Wikipedia Contributions in the Wake of ChatGPT
Liang Lyu, James Siderius, Hannah Li, Daron Acemoglu, Daniel Huttenlocher, Asuman Ozdaglar
TL;DR
This paper addresses how ChatGPT affects Wikipedia engagement by focusing on articles that are similar versus dissimilar to ChatGPT content. It employs a differences-in-differences framework, using dissimilar articles as a control and GPT-3.5 Turbo-generated encyclopedic content to quantify similarity via embedding cosines. The main findings show a significant post-launch decline in views for similar articles, with weaker and less consistent evidence for edits, indicating heterogeneous substitution by content type and article recency. The work highlights potential downstream consequences for future human-driven contributions and AI training data quality, motivating further behavioral studies and improved measures of substitutability as AI models evolve.
Abstract
How has Wikipedia activity changed for articles with content similar to ChatGPT following its introduction? We estimate the impact using differences-in-differences models, with dissimilar Wikipedia articles as a baseline for comparison, to examine how changes in voluntary knowledge contributions and information-seeking behavior differ by article content.
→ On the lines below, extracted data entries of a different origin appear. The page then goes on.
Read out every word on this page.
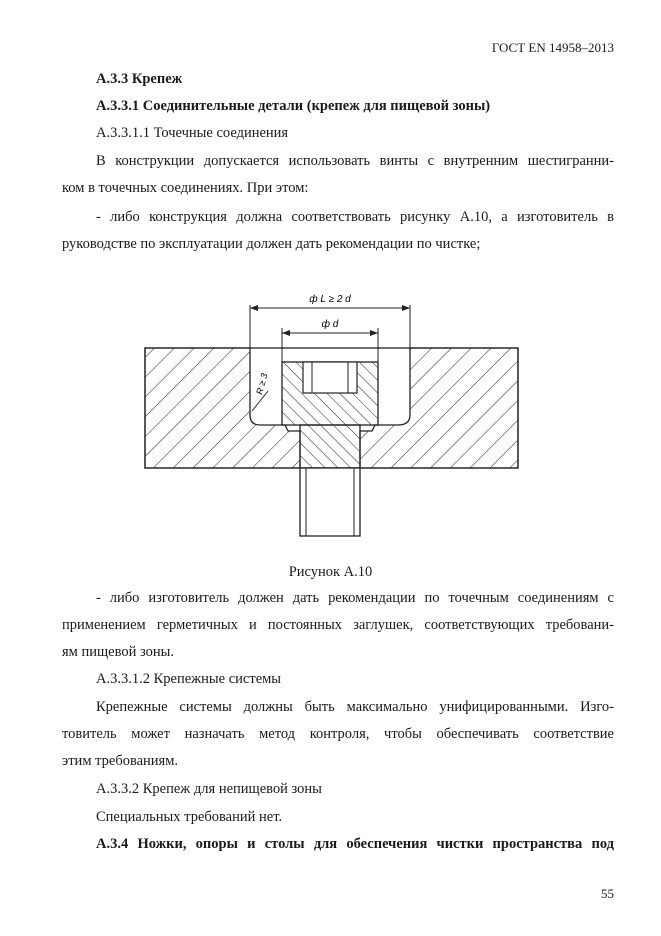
ГОСТ EN 14958–2013
А.3.3 Крепеж
А.3.3.1 Соединительные детали (крепеж для пищевой зоны)
А.3.3.1.1 Точечные соединения
В конструкции допускается использовать винты с внутренним шестигранни-
ком в точечных соединениях. При этом:
- либо конструкция должна соответствовать рисунку А.10, а изготовитель в
руководстве по эксплуатации должен дать рекомендации по чистке;
ф L ≥ 2 d
ф d
R ≥ 3
Рисунок А.10
- либо изготовитель должен дать рекомендации по точечным соединениям с
применением герметичных и постоянных заглушек, соответствующих требовани-
ям пищевой зоны.
А.3.3.1.2 Крепежные системы
Крепежные системы должны быть максимально унифицированными. Изго-
товитель может назначать метод контроля, чтобы обеспечивать соответствие
этим требованиям.
А.3.3.2 Крепеж для непищевой зоны
Специальных требований нет.
А.3.4 Ножки, опоры и столы для обеспечения чистки пространства под
55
Our analysis reveals that newly created, popular articles whose content overlaps with ChatGPT 3.5 saw a greater decline in editing and viewership after the November 2022 launch of ChatGPT than dissimilar articles did. These findings indicate heterogeneous substitution effects, where users selectively engage less with existing platforms when AI provides comparable content. This points to potential uneven impacts on the future of human-driven online knowledge contributions.